Проезжий.А как же, по газетам видать, что в прошлом году на семьсот миллионов, - а миллион ведь это тысяча тысяч рублей, - так на семьсот миллионов вина мужички выпили.

Крестьянин.Да разве мы одни пьем? Погляди-ка, как ее попы окалызывают, за первый сорт. А бары-то тоже спуску не дают.

Проезжий.Все это малая часть, большая часть на мужиков приходится.

Крестьянин.Так что же, и пить уже ее не надо?

Проезжий.Нет, я к тому, что если на вино в год дуром семьсот миллионов швыряют, так, значит, еще не так плохо живут. Шутка ли - семьсот миллионов, - и не выговоришь.

Крестьянин.Да как же без ней-то? Ведь не нами заведено, не нами и кончится; и престол, и свадьбы, и поминки, и магарычи: хочешь не хочешь - нельзя без ней. Заведено.

Проезжий.Есть же люди, что не пьют. А живут же. Хорошего ведь в ней мало.

Крестьянин.Чего хорошего, акромя плохого!

Проезжий.Так и не надо бы пить ее.

Крестьянин.Да пей не пей, все равно жить не при чем. Земли нет. Была бы земля, все бы жить можно, а то нет ее.

Проезжий.Как нет ее? Мало ли ее? Куда ни погляди, везде земля.

Крестьянин.Земля-то земля, да не наша! Близок локоть, да не укусишь!
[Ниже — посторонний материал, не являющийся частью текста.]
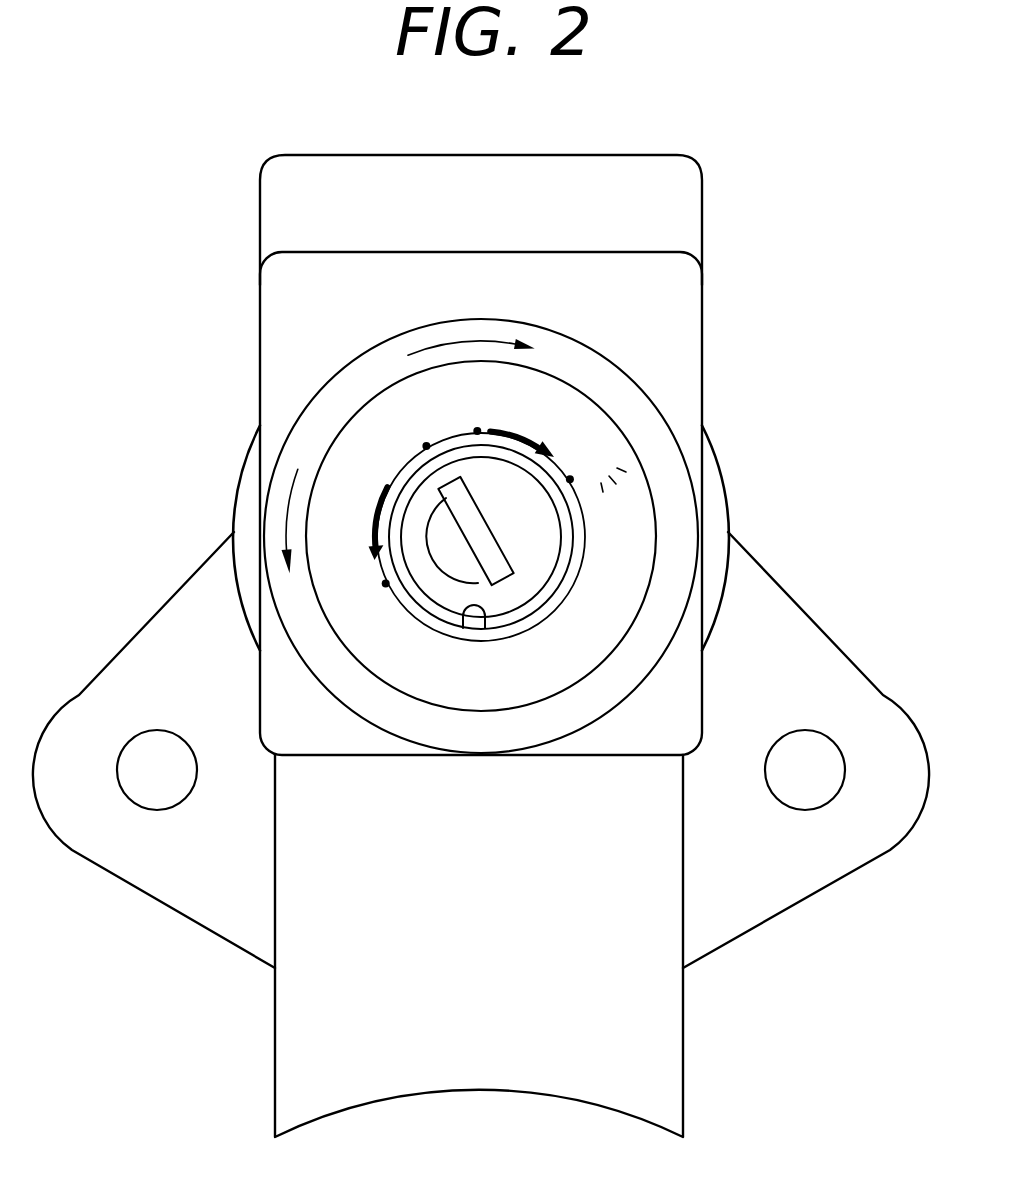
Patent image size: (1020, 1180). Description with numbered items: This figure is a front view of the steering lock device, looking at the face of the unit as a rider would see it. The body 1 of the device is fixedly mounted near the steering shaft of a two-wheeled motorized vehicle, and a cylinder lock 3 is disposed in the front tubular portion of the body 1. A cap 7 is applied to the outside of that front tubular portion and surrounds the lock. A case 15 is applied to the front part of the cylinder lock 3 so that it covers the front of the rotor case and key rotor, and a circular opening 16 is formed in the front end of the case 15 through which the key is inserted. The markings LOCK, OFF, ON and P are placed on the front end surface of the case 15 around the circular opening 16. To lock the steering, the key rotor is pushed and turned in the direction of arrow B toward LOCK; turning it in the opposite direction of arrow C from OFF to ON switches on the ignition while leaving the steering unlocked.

The body 1 is at (822, 614).
The cylinder lock 3 is at (340, 420).
The cap 7 is at (673, 318).
The case 15 is at (640, 538).
The circular opening 16 is at (483, 612).
The arrow B is at (284, 517).
The arrow C is at (446, 343).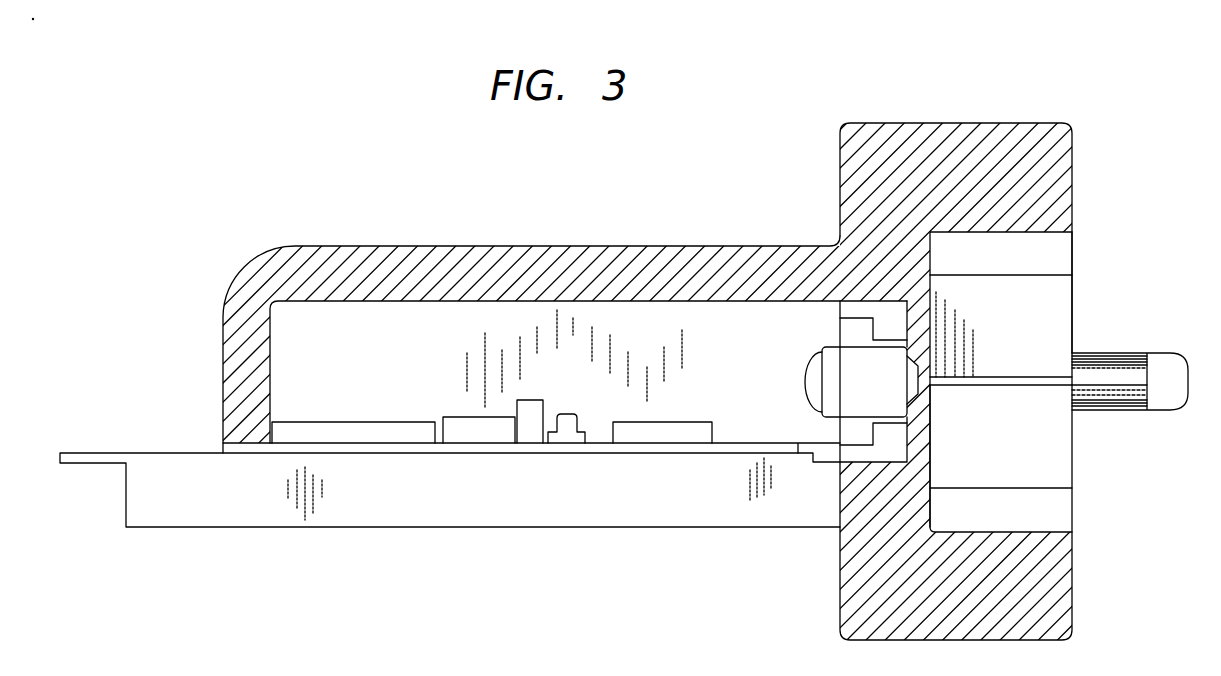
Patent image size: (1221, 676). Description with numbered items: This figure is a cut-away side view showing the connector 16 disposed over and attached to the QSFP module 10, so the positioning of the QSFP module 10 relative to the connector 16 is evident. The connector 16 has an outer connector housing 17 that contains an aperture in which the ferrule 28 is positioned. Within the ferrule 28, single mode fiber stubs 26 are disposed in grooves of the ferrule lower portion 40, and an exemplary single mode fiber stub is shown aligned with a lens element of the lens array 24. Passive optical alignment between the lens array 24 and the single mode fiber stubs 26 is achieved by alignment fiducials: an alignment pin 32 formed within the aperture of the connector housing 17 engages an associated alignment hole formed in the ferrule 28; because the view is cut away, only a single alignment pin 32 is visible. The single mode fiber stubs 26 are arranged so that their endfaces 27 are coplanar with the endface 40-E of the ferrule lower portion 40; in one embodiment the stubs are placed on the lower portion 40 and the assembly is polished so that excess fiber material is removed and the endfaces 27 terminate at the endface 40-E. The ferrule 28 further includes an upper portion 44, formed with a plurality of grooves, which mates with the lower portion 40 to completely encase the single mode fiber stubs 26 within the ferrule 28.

The QSFP module 10 is at (195, 470).
The connector 16 is at (345, 258).
The connector housing 17 is at (995, 127).
The lens array 24 is at (843, 398).
The single mode fiber stubs 26 is at (1015, 385).
The endfaces 27 is at (930, 385).
The ferrule 28 is at (1053, 303).
The alignment pin 32 is at (1128, 367).
The ferrule lower portion 40 is at (1032, 468).
The endface of ferrule lower portion 40-E is at (930, 463).
The upper portion 44 is at (1073, 330).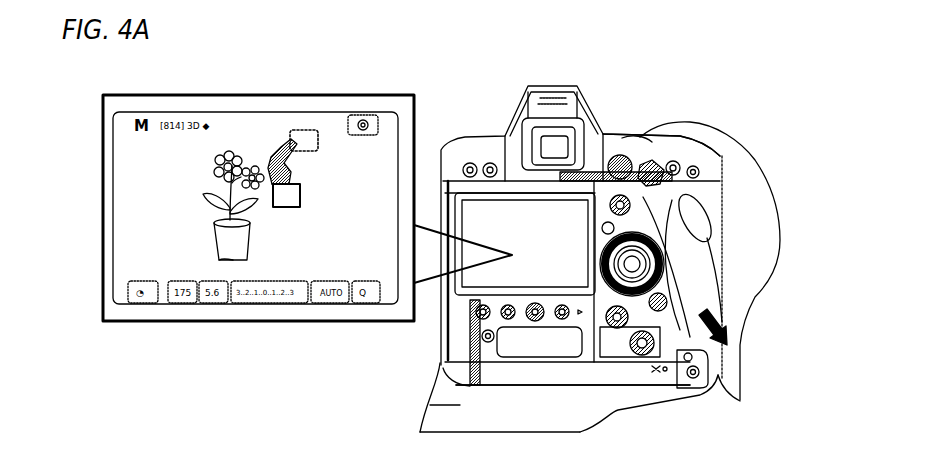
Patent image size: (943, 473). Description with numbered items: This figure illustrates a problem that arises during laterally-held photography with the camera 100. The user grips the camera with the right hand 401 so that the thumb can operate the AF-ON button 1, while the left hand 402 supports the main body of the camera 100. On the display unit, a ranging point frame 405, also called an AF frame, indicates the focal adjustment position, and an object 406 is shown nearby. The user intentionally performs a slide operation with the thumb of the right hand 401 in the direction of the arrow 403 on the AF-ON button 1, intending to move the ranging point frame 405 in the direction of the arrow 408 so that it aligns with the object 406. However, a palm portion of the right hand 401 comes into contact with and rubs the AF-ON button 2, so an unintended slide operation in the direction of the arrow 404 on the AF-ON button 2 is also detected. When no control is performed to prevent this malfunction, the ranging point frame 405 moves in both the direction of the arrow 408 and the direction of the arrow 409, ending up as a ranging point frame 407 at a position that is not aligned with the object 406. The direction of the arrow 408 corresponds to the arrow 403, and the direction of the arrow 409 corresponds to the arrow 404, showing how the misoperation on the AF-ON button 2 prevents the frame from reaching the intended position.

The camera 100 is at (473, 97).
The AF-ON button 1 is at (632, 135).
The AF-ON button 2 is at (778, 238).
The right hand 401 is at (730, 200).
The left hand 402 is at (477, 403).
The arrow 403 is at (667, 146).
The arrow 404 is at (724, 315).
The ranging point frame 405 is at (304, 128).
The object 406 is at (233, 152).
The ranging point frame 407 is at (293, 207).
The arrow 408 is at (280, 148).
The arrow 409 is at (287, 180).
Проезжий.Не ваша? Чья же она?

Крестьянин.Чья? Известно чья. Вот он, толстопузый черт, захватил тысячу семьсот десятин, сам один, и все ему мало, а мы уже и кур перестаем держать - выпустить некуда. В пору и скотину переводить. Кормов нету. А зайдет на его поле теленок али лошадь - штрах, продавай последнее, ему отдавай.

Проезжий.Да на что же ему земли-то столько?

Крестьянин.На что ему земля? Известно на что: сеет, убирает, продает, денежки в банку кладет.

Проезжий.Да где же ему такую Палестину вспахать да убрать?

Крестьянин.Точно ты махонький. На то у него деньги, наймет рабочих, они и пашут и убирают.

Проезжий.Рабочие-то, я чай, тоже из ваших?

Крестьянин.Которые - наши, которые - чужие.

Проезжий.Да ведь все же из крестьян?

Крестьянин.Известно, из нашего же брата. Кто же, акромя мужика, работает? Известно, мужики же.

Проезжий.А кабы не шли к нему мужики на работу…

Крестьянин.Ходи не ходи, все равно не даст. Будет пустовать земля, а дать - не даст. Собака на сене, сама не ест, другим не дает.

Проезжий.Да как же он свою землю убережет? Ведь, я чай, верст на пять? Где же ему поспеть укараулить?

Крестьянин.Чудно ты говоришь. Он на боку лежит, брюхо отращивает, на то у него сторожа.

Проезжий.А сторожа-то, гляди, опять из ваших?

Крестьянин.А то из каких же, известно, из наших же.

Проезжий.Значит, мужики сами для господ землю обрабатывают, да еще сами ее от себя караулят?